Hence, 1x a = ax1 = a, where a can be rational number or natural number or whole number of integer.

Additive inverse and Multiplicative inverse of Rational numbers

o Negative or Additive inverse: - or minus is the additive inverse for Rational, natural, whole numbers and integers, since adding its additive inverse to a number results in zero.

3 + (-3) = 0
(-4/5) + (-(-4/5)) = (-4/5) + 4/5 = 0

Hence, a + (-a) = (-a) + a = 0, where a can be rational number or natural number or whole number of integer.

o Reciprocal or Multiplicative inverse: Dividing a number by 1 is the multiplicative inverse for Rational, natural, whole numbers and integers, since multiplying it to the original number always results in 1.

3 x 1/3 = 1
(-4/5) x (1/(-4/5) = (-4/5) x (-5/4) = 1

Hence, ax 1/a = 1/a x a = 1, where a can be rational number or natural number or integer.

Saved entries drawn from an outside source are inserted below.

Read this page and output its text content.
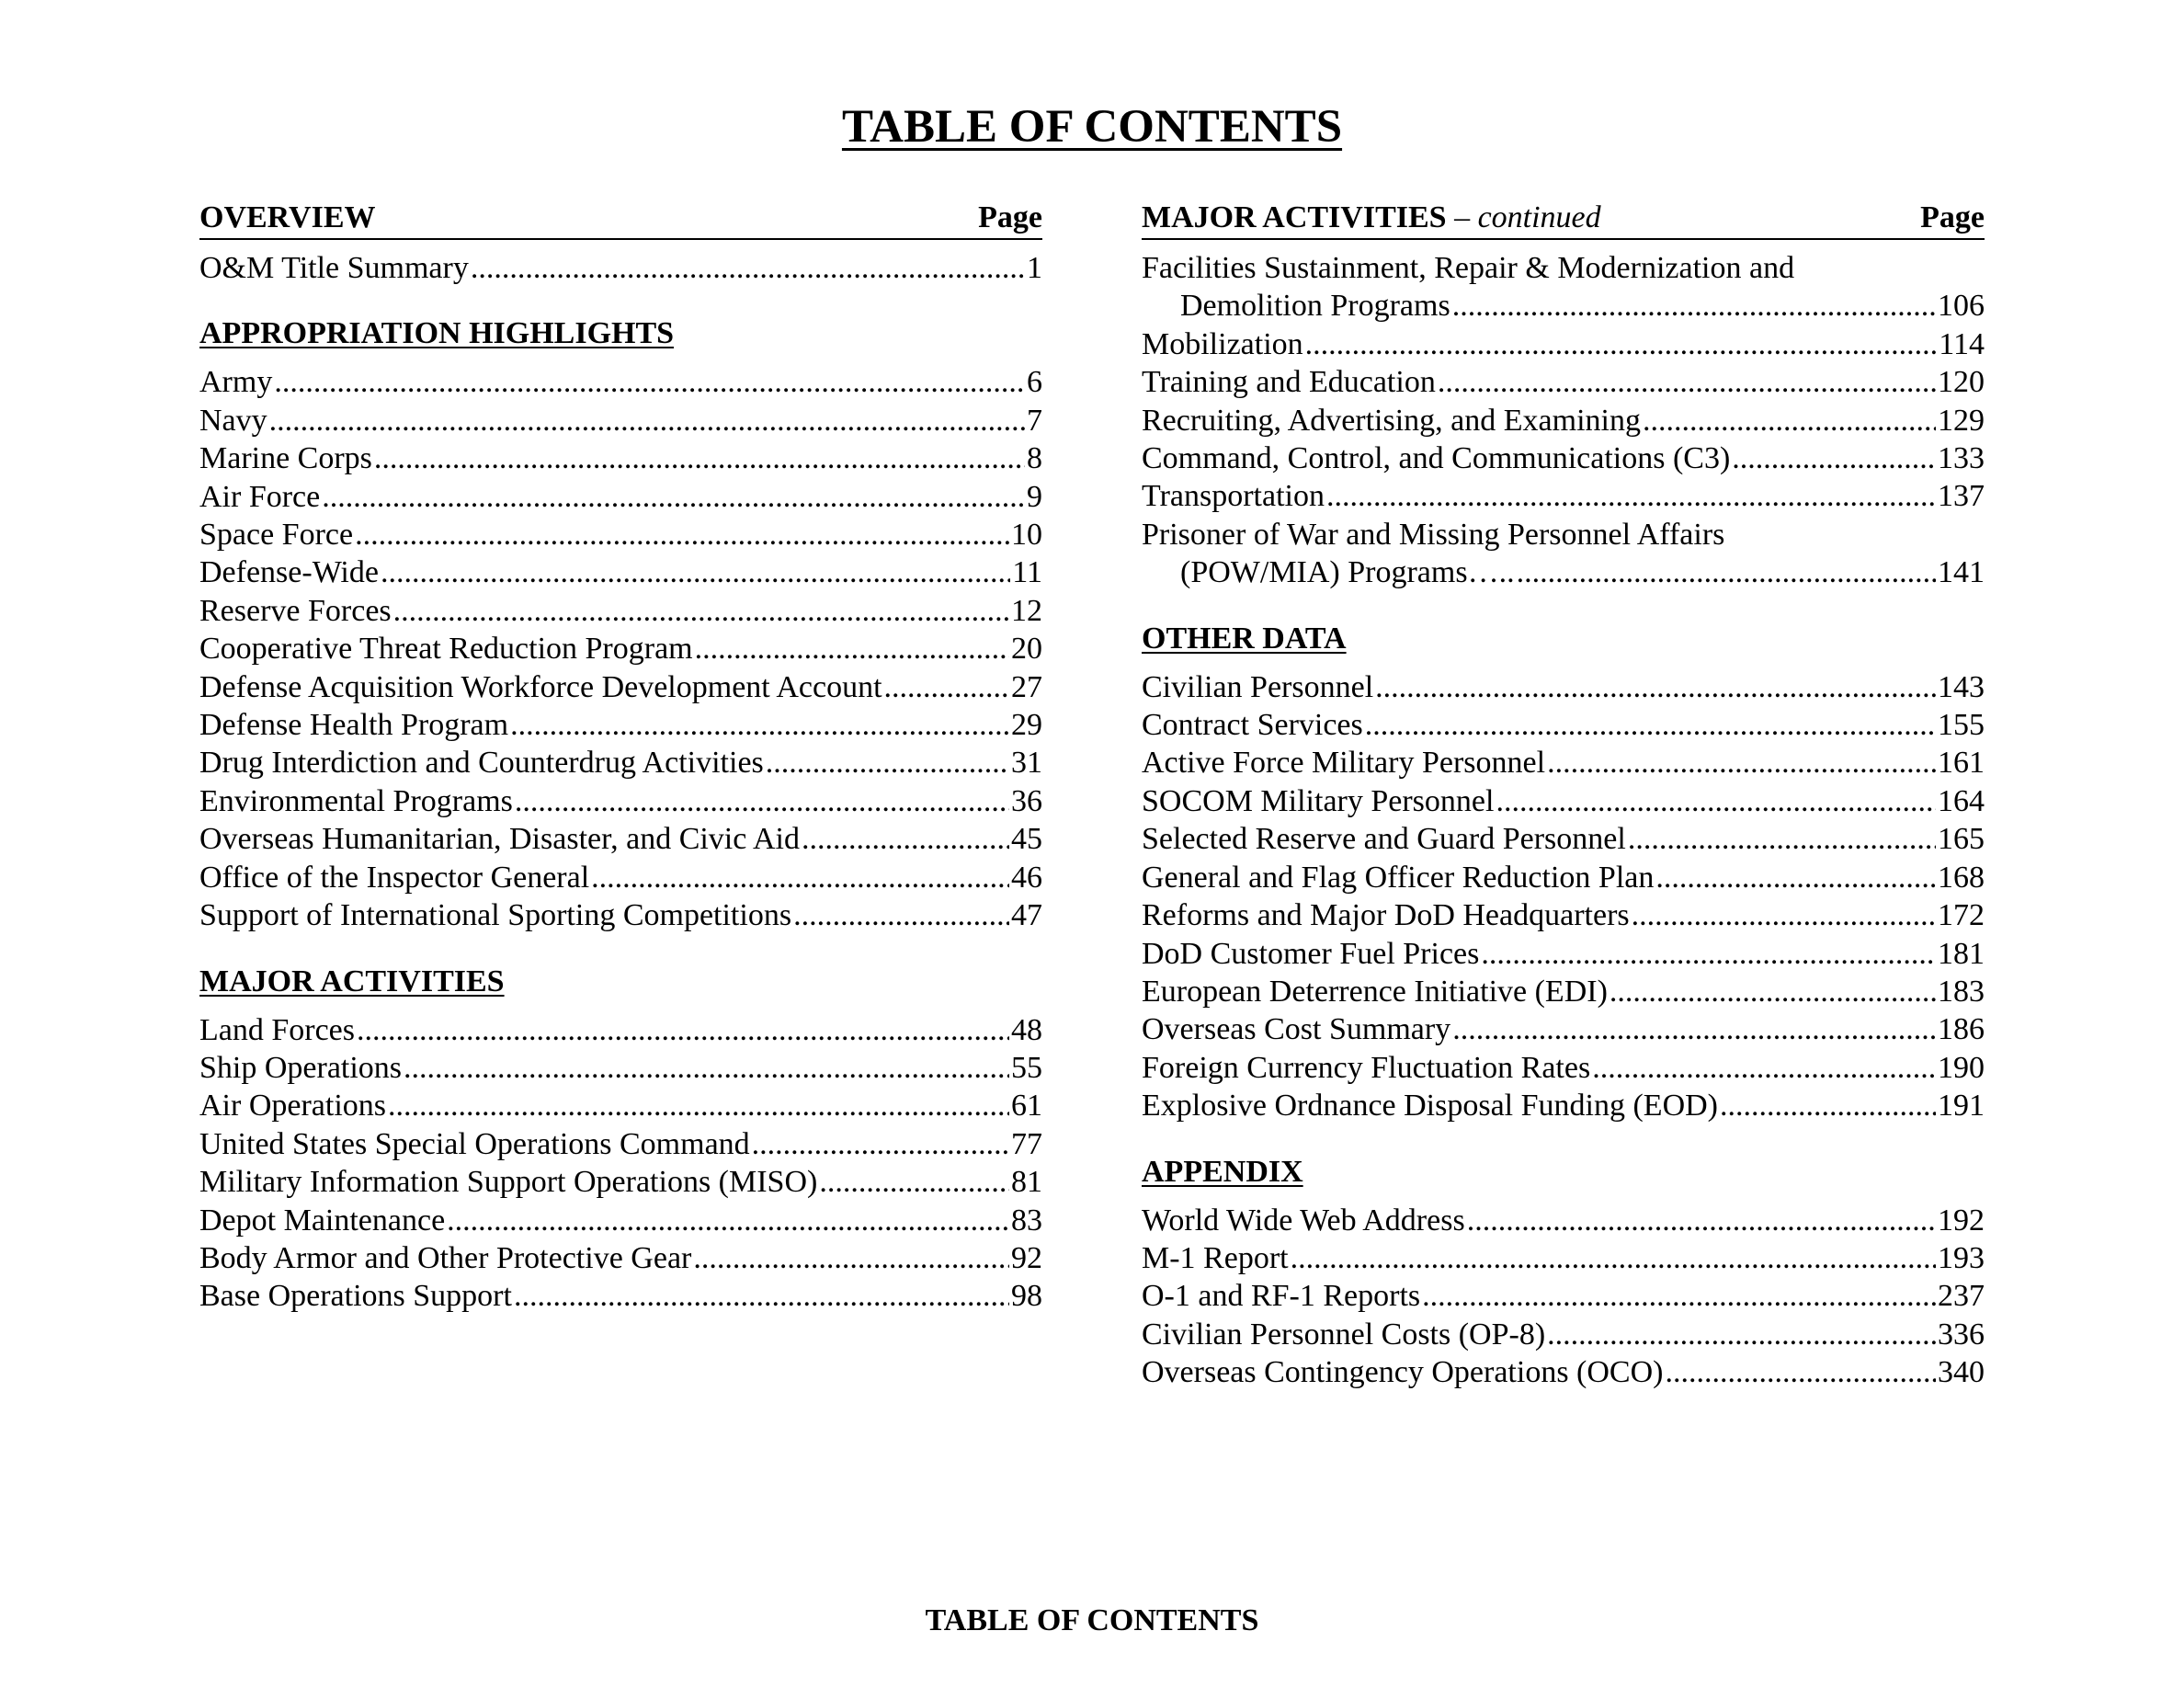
TABLE OF CONTENTS
OVERVIEW	Page
O&M Title Summary .....	1
APPROPRIATION HIGHLIGHTS
Army .....	6
Navy .....	7
Marine Corps .....	8
Air Force .....	9
Space Force .....	10
Defense-Wide .....	11
Reserve Forces .....	12
Cooperative Threat Reduction Program .....	20
Defense Acquisition Workforce Development Account .....	27
Defense Health Program .....	29
Drug Interdiction and Counterdrug Activities .....	31
Environmental Programs .....	36
Overseas Humanitarian, Disaster, and Civic Aid .....	45
Office of the Inspector General .....	46
Support of International Sporting Competitions .....	47
MAJOR ACTIVITIES
Land Forces .....	48
Ship Operations .....	55
Air Operations .....	61
United States Special Operations Command .....	77
Military Information Support Operations (MISO) .....	81
Depot Maintenance .....	83
Body Armor and Other Protective Gear .....	92
Base Operations Support .....	98
MAJOR ACTIVITIES – continued	Page
Facilities Sustainment, Repair & Modernization and
Demolition Programs .....	106
Mobilization .....	114
Training and Education .....	120
Recruiting, Advertising, and Examining .....	129
Command, Control, and Communications (C3) .....	133
Transportation .....	137
Prisoner of War and Missing Personnel Affairs
(POW/MIA) Programs….. .....	141
OTHER DATA
Civilian Personnel .....	143
Contract Services .....	155
Active Force Military Personnel .....	161
SOCOM Military Personnel .....	164
Selected Reserve and Guard Personnel .....	165
General and Flag Officer Reduction Plan .....	168
Reforms and Major DoD Headquarters .....	172
DoD Customer Fuel Prices .....	181
European Deterrence Initiative (EDI) .....	183
Overseas Cost Summary .....	186
Foreign Currency Fluctuation Rates .....	190
Explosive Ordnance Disposal Funding (EOD) .....	191
APPENDIX
World Wide Web Address .....	192
M-1 Report .....	193
O-1 and RF-1 Reports .....	237
Civilian Personnel Costs (OP-8) .....	336
Overseas Contingency Operations (OCO) .....	340
TABLE OF CONTENTS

Distributive property of multiplication over addition and subtraction for rational numbers

The distributive property of multiplication is:

o Over addition: a(b + c) = ab + ac

-3/4 {2/3 + (-5/6)} = -3/4 {(4+(-5))/6} = (-3/4) x (-1/6) = 3/24 = 1/8
-3/4 {2/3 + (-5/6)} = -3/4 x 2/3 + (-3/4) x (-5/6) = -1/2 + 5/8 = (-4+5)/8 = 1/8

o Over subtraction: a(b - c) = ab - ac

-3/4 {2/3 - 5/6} = -3/4 {(4-5)/6} = (-3/4) x (-1/6) = 3/24 = 1/8
-3/4 {2/3 - 5/6} = -3/4 x 2/3 - (-3/4) x 5/6 = -1/2 + 5/8 = (-4+5)/8 = 1/8

Representation of number types on number line

While representing rational numbers on number line,

o Between two integers, the line should be divided into number of equal parts which is same as the denominator of the rational number.

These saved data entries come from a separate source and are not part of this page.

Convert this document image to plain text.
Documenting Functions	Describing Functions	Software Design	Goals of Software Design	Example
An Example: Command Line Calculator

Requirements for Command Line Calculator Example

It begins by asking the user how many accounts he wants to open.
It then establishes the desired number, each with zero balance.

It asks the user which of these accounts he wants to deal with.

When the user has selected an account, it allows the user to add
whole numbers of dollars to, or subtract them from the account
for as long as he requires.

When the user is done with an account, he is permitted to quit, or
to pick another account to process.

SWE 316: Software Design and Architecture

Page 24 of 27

o For eg, to represent 1/3, three equal parts are made from 0 to 1 representing 1/3, 2/3 and 3/3 (that is 1) respectively.

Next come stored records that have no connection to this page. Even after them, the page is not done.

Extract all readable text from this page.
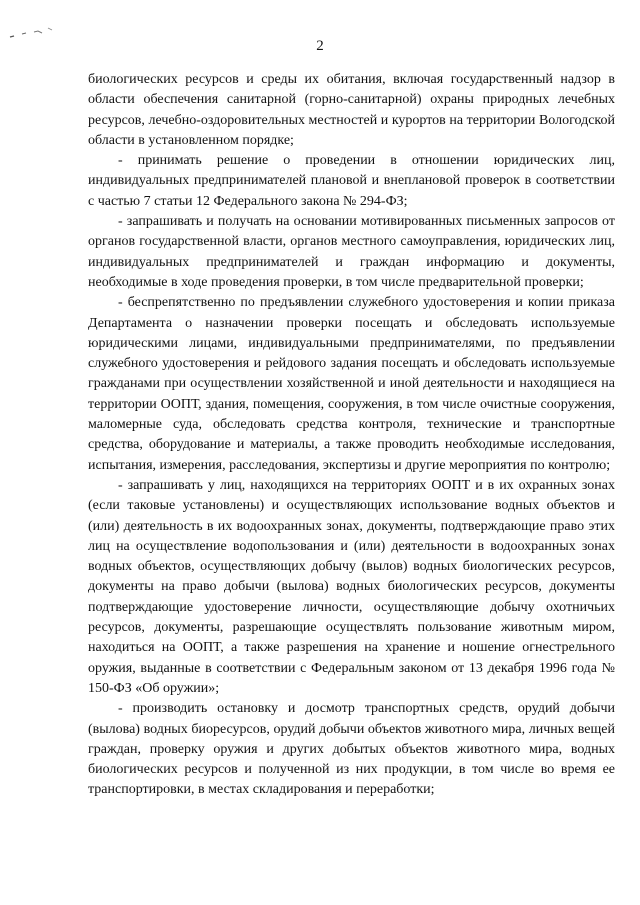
2

биологических ресурсов и среды их обитания, включая государственный надзор в области обеспечения санитарной (горно-санитарной) охраны природных лечебных ресурсов, лечебно-оздоровительных местностей и курортов на территории Вологодской области в установленном порядке;

- принимать решение о проведении в отношении юридических лиц, индивидуальных предпринимателей плановой и внеплановой проверок в соответствии с частью 7 статьи 12 Федерального закона № 294-ФЗ;

- запрашивать и получать на основании мотивированных письменных запросов от органов государственной власти, органов местного самоуправления, юридических лиц, индивидуальных предпринимателей и граждан информацию и документы, необходимые в ходе проведения проверки, в том числе предварительной проверки;

- беспрепятственно по предъявлении служебного удостоверения и копии приказа Департамента о назначении проверки посещать и обследовать используемые юридическими лицами, индивидуальными предпринимателями, по предъявлении служебного удостоверения и рейдового задания посещать и обследовать используемые гражданами при осуществлении хозяйственной и иной деятельности и находящиеся на территории ООПТ, здания, помещения, сооружения, в том числе очистные сооружения, маломерные суда, обследовать средства контроля, технические и транспортные средства, оборудование и материалы, а также проводить необходимые исследования, испытания, измерения, расследования, экспертизы и другие мероприятия по контролю;

- запрашивать у лиц, находящихся на территориях ООПТ и в их охранных зонах (если таковые установлены) и осуществляющих использование водных объектов и (или) деятельность в их водоохранных зонах, документы, подтверждающие право этих лиц на осуществление водопользования и (или) деятельности в водоохранных зонах водных объектов, осуществляющих добычу (вылов) водных биологических ресурсов, документы на право добычи (вылова) водных биологических ресурсов, документы подтверждающие удостоверение личности, осуществляющие добычу охотничьих ресурсов, документы, разрешающие осуществлять пользование животным миром, находиться на ООПТ, а также разрешения на хранение и ношение огнестрельного оружия, выданные в соответствии с Федеральным законом от 13 декабря 1996 года № 150-ФЗ «Об оружии»;

- производить остановку и досмотр транспортных средств, орудий добычи (вылова) водных биоресурсов, орудий добычи объектов животного мира, личных вещей граждан, проверку оружия и других добытых объектов животного мира, водных биологических ресурсов и полученной из них продукции, в том числе во время ее транспортировки, в местах складирования и переработки;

Rational numbers between two rational numbers

There are always definite amount of numbers between two natural/whole numbers or integers. But, there can be indefinite amount of numbers between two rational numbers.

o Natural numbers between 4 and 22 are 17 (5, 6, …, 20, 21).

o Whole numbers between 0 and 5 are 4 (1,2,3 and 4).

o Integers between -4 and 9 are 12 (-3, -2, …., 7, 8)

o Rational numbers between 3/10 and 7/10 can be:

o 4/10, 5/10, 6/10

o Or, 31/100, 32/100, …., 68/100, 69/100 since 3/10 can also be written as 30/100 and 7/10 can be written as 70/100.

o Since 3/10 can also be written as 300/1000 and 7/10 can be written as 700/1000, there can be numbers 301/1000 to 699/1000.

o And so on.

Between any 2 numbers, it is not necessary that there will be an integer or a whole number but there is always a rational number.

Example, there are no integer or whole or natural numbers between 1 and 2, but there are rational numbers like, 1/2, 1/3 and 2/3, 1/4, 2/4, 3/4 etc.